If you're close enough to the front car, sometimes you can look over and see the train operator with his or her head poked out of the window. If it’s a merciful person, he or she might open the doors, or wait for everyone running down the steps before shutting them. If it’s a sadist, the operator will make eye contact and smirk at you for a second, and then, just as you think the doors will open, the train operator retracts his or her head back into the train and leaves you to watch what could’ve been your ride as it disappears down the dark tunnel.
One of the things I gained from going to West Point was the ability to walk quickly. “Move with a purpose” was the running motto for most of the first year you spent in the place. It gets so ingrained that after awhile, you no longer know how to move at a relaxed pace.
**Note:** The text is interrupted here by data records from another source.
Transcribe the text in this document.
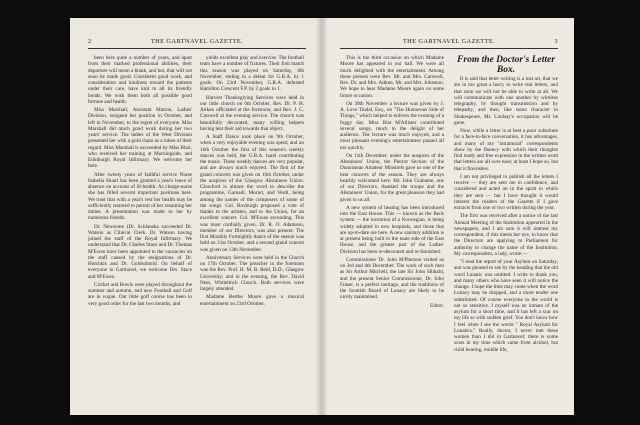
2	THE GARTNAVEL GAZETTE.

been here quite a number of years, and apart from their marked professional abilities, their departure will mean a blank, and but, that will not soon be made good. Consistent good work, and consideration and kindness toward the patients under their care, have knit to all its friendly bonds. We wish them both all possible good fortune and health.

Miss Marshall, Assistant Matron, Ladies' Division, resigned her position in October, and left in November, to the regret of everyone. Miss Marshall did much good work during her two years' service. The ladies of the West Division presented her with a gold chain as a token of their regard. Miss Marshall is succeeded by Miss Blair, who received her training at Morningside, and Edinburgh Royal Infirmary. We welcome her here.

After twenty years of faithful service Nurse Isabella Stuart has been granted a year's leave of absence on account of ill-health. As charge-nurse she has filled several important positions here. We trust that with a year's rest her health may be sufficiently restored to permit of her resuming her duties. A presentation was made to her by numerous friends.

Dr. Newsome (Dr. Schlanska succeeded Dr. Watson as Clinical Clerk. Dr. Watson having joined the staff of the Royal Infirmary. We understand that Dr. Charles Stace and Dr. Thomas M'Ewen have been appointed to the vacancies on the staff caused by the resignations of Dr. Hotchkis and Dr. Goldschmid. On behalf of everyone in Gartnavel, we welcome Drs. Stace and M'Ewen.

Cricket and Bowls were played throughout the summer and autumn, and new Football and Golf are in vogue. Our little golf course has been in very good order for the last two months, and

yields excellent play and exercise. The football team have a number of fixtures. Their first match this season was played on Saturday, 8th November, ending in a defeat for G.R.A. by 1 goals. On 23rd November, G.R.A. defeated Hamilton Crescent F.P. by 2 goals to 1.

Harvest Thanksgiving Services were held in our little church on 6th October, Rev. Dr. P. H. Aitken officiated at the forenoon, and Rev. J. C. Carswell at the evening service. The church was beautifully decorated, many willing helpers having lent their aid towards that object.

A Staff Dance took place on 9th October, when a very enjoyable evening was spent; and on 16th October the first of this season's weekly dances was held, the G.R.A. band contributing the music. These weekly dances are very popular, and are always much enjoyed. The first of the grand concerts was given on 16th October, under the auspices of the Glasgow Abstainers Union. Glowford is almost the word to describe the programme, Garnadi, Morart, and Verdi, being among the names of the composers of some of the songs. Col. Roxburgh proposed a vote of thanks to the artistes, and to the Union, for an excellent concert. Col. M'Ewan seconding. This was most cordially given. Dr. R. O. Adamson, member of our Directors, was also present. The first Monthly Fortnightly dance of the season was held on 21st October, and a second grand concert was given on 13th November.

Anniversary Services were held in the Church on 17th October. The preacher in the forenoon was the Rev. Prof. H. M. B. Reid, D.D., Glasgow University; and in the evening, the Rev. David Ness, Whitelinch Church. Both services were largely attended.

Madame Berthe Moore gave a musical entertainment on 23rd October.

THE GARTNAVEL GAZETTE.	3

This is the third occasion on which Madame Moore has appeared in our hall. We were all much delighted with the entertainment. Among those present were Rev. Mr. and Mrs. Carswell, Rev. Dr. and Mrs. Aitken, Mr. and Mrs. Johnston. We hope to hear Madame Moore again on some future occasion.

On 30th November a lecture was given by J. A. Love Tindal, Esq., on "The Humorous Side of Things," which helped to enliven the evening of a foggy day. Miss Rita M'Allister contributed several songs, much to the delight of her audience. The lecture was much enjoyed, and a most pleasant evening's entertainment passed all too quickly.

On 11th December, under the auspices of the Abstainers' Union, the Pierrot Section of the Dunoistean Amateur Minstrels gave us one of the best concerts of the season. They are always heartily welcomed here. Mr. John Grabame, one of our Directors, thanked the troupe and the Abstainers' Union, for the great pleasure they had given to us all.

A new system of heating has been introduced into the East House. This — known as the Beck system — the invention of a Norwegian, is being widely adopted in new hospitals, and those that are up-to-date are here. A new sanitary addition is at present being built to the male side of the East House, and the greater part of the Ladies' Division has been re-decorated and re-furnished.

Commissioner Dr. John M'Pherson visited us on 3rd and 4th December. The work of such men as Sir Arthur Mitchell, the late Sir John Sibbald, and the present Senior Commissioner, Dr. John Fraser, is a perfect heritage, and the traditions of the Scottish Board of Lunacy are likely to be nicely maintained.

Editor.

From the Doctor's Letter Box.

It is said that letter writing is a lost art, that we are in too great a hurry to write real letters, and that soon we will not be able to write at all. We will communicate with one another by wireless telegraphy, by thought transmission and by telepathy, and then, like some character in Shakespeare, Mr. Lindsay's occupation will be gone.

Now, while a letter is at best a poor substitute for a face-to-face conversation, it has advantages, and many of my "intramural" correspondents show by the fluency with which their thoughts find ready and free expression in the written word that letters are all over ease; at least I hope so, but that it flourishes.

I am not privileged to publish all the letters I receive — they are sent me in confidence, and considered and acted on in the spirit in which they are sent — but I have thought it would interest the readers of the Gazette if I gave extracts from one or two written during the year.

The first was received after a notice of the last Annual Meeting of the Institution appeared in the newspapers, and I am sure it will interest my correspondent, if this meets her eye, to know that the Directors are applying to Parliament for authority to change the name of the Institution. My correspondent, a lady, wrote:—

"I read the report of your Asylum on Saturday, and was pleased to see by the heading that the old word Lunatic was omitted. I write to thank you, and many others who have seen it will notice the change. I hope the time may come when the word Lunacy may be dropped, and a more tender one substituted. Of course everyone in the world is not so sensitive. I myself was an inmate of the asylum for a short time, and it has left a scar on my life so with sudden grief. You don't know how I feel when I see the words " Royal Asylum for Lunatics." Really, doctor, I never met these women than I did in Gartnavel; there is some scars in my time which came from alcohol, but child bearing, middle life,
Living on the sixth floor transferred this skill to being able to descend a stairwell in eight tenths of a second. All of these skills are helpful if you have to hurry up to catch a train. And if there are pond water people in front of you, the art of moving with a purpose quickly turns into a curse.
This morning, guess what—I had the pond water people in front of me. From the down escalator, I had a perfect view of the yellow train with its open doors and empty seats. Sure, everyone was walking down the escalator steps, but this was a Friday crowd on the eve of a summertime weekend. No one was moving with a purpose, except me. I wanted to say something. “Move it or lose it” was trapped in my throat as I watched the doors close and found myself only midway down the escalator.
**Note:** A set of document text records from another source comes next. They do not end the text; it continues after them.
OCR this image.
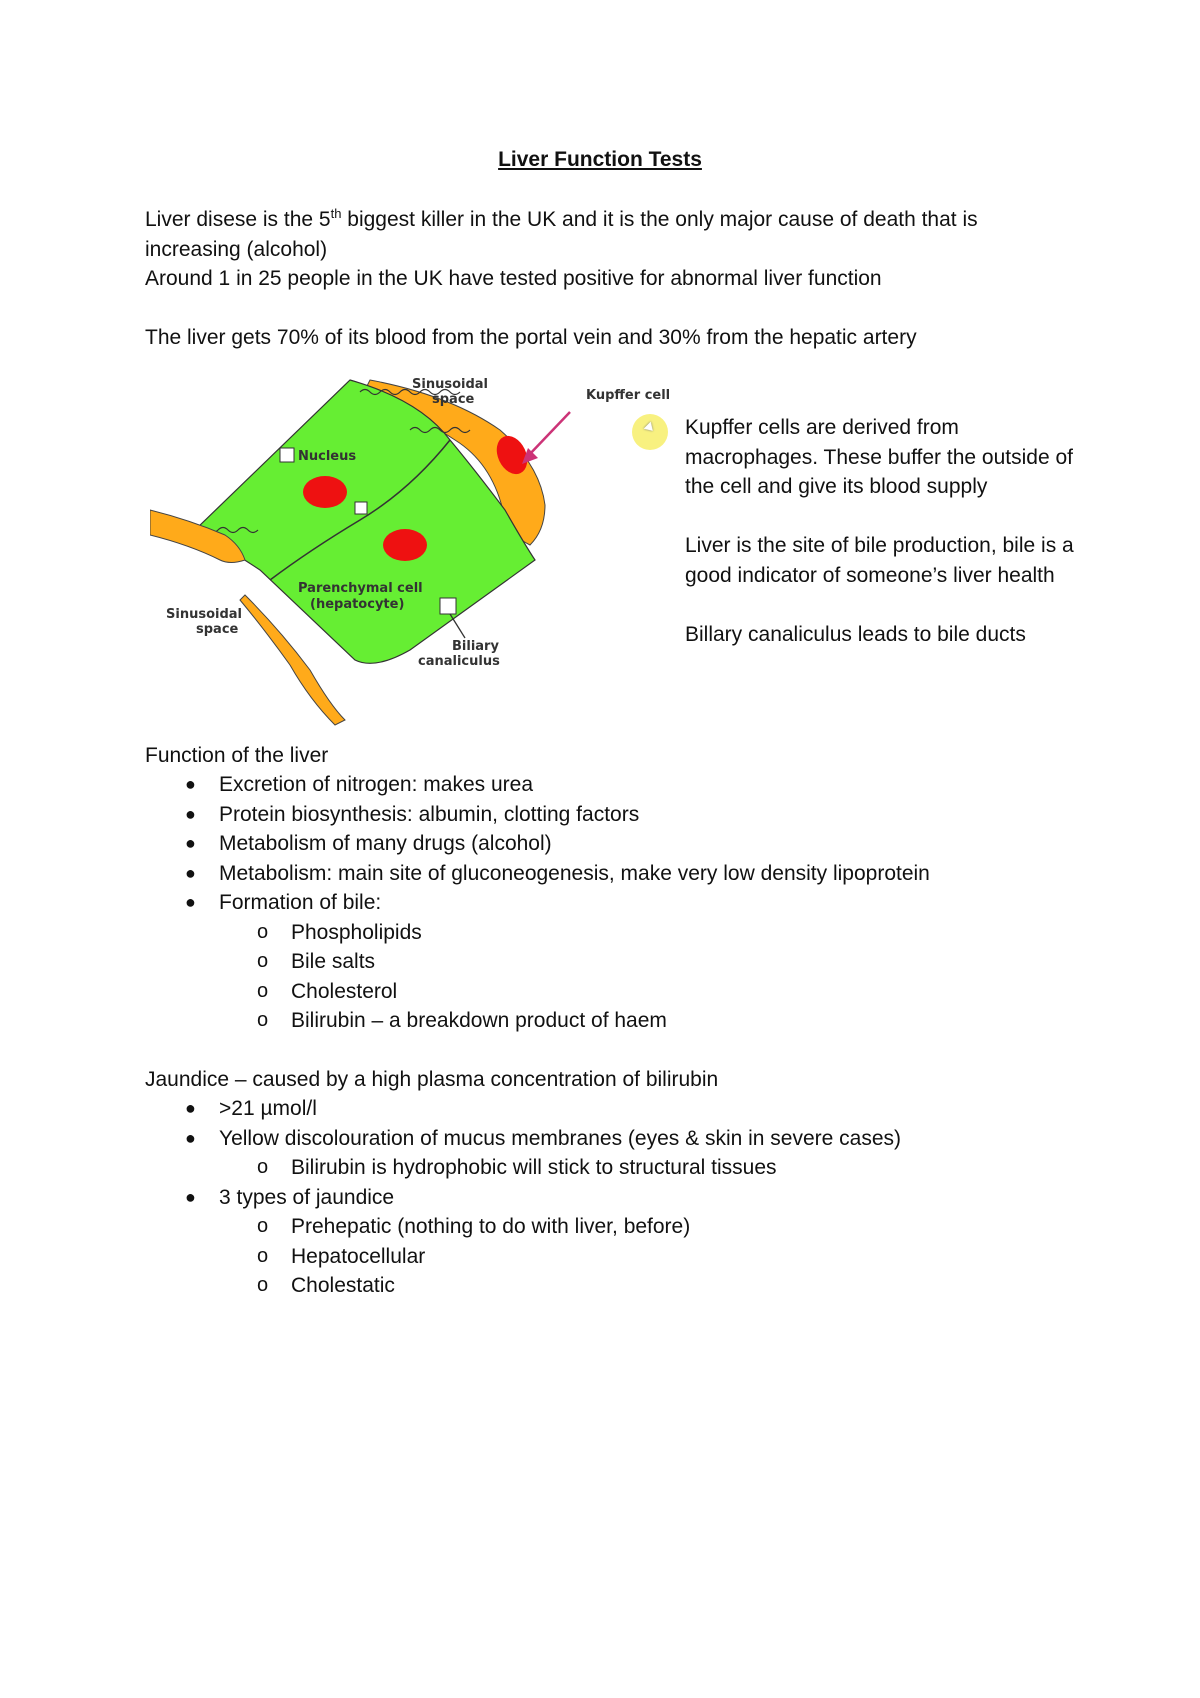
Liver Function Tests
Liver disese is the 5th biggest killer in the UK and it is the only major cause of death that is increasing (alcohol)
Around 1 in 25 people in the UK have tested positive for abnormal liver function
The liver gets 70% of its blood from the portal vein and 30% from the hepatic artery
Sinusoidal
space	Kupffer cell
Nucleus
Parenchymal cell
(hepatocyte)
Sinusoidal
space
Biliary
canaliculus

Kupffer cells are derived from macrophages. These buffer the outside of the cell and give its blood supply

Liver is the site of bile production, bile is a good indicator of someone’s liver health

Billary canaliculus leads to bile ducts

Function of the liver
● Excretion of nitrogen: makes urea
● Protein biosynthesis: albumin, clotting factors
● Metabolism of many drugs (alcohol)
● Metabolism: main site of gluconeogenesis, make very low density lipoprotein
● Formation of bile:
o Phospholipids
o Bile salts
o Cholesterol
o Bilirubin – a breakdown product of haem
Jaundice – caused by a high plasma concentration of bilirubin
● >21 µmol/l
● Yellow discolouration of mucus membranes (eyes & skin in severe cases)
o Bilirubin is hydrophobic will stick to structural tissues
● 3 types of jaundice
o Prehepatic (nothing to do with liver, before)
o Hepatocellular
o Cholestatic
As the train pulled off, I exhaled. I was not going to be like that woman, I told myself.
The one who was in a similar predicament on one of my more recent commutes. You see, that day I was the pond water person. Usually I will hurry down the steps, but the people ahead of me were slow. Besides, the train waiting at the platform was not a yellow line train, but a green line train, so I was content to move with the slow flow that morning.
Even with my back to her, I could feel the anger bursting to the surface. You know how it goes, the impatient breathing, the sensation that someone’s toes are grazing your heels—but what could I do? The escalator was packed and the people ahead weren’t going any faster. This was rush hour traffic without the cars.
Then, just as I approached the bottom of the steps, the warning chime sounded and the train doors closed.
“FUUUUUUUUUUUUUUUUUUUUUUUUUUUUUCCCCCCCCCCCCK!” shouted the woman.
Look, I know that feeling. I’ve said it many times in my head and out loud. But never in a crowded train station when the next train was due to arrive in two minutes. I even felt like that today, but you didn't hear a peep out of me. Not even a sanitized “Fudge” could be justified. I calmly accepted my fate, stepped onto the platform and waited for the next train.
And what did I do after the woman's outburst?
I ducked my head down after she said it, partly because I was hiding a disbelieving smile and partly because I figured the blows would be coming next. With a smirk, I took my place on the platform and watched her train disappear down the dark tunnel.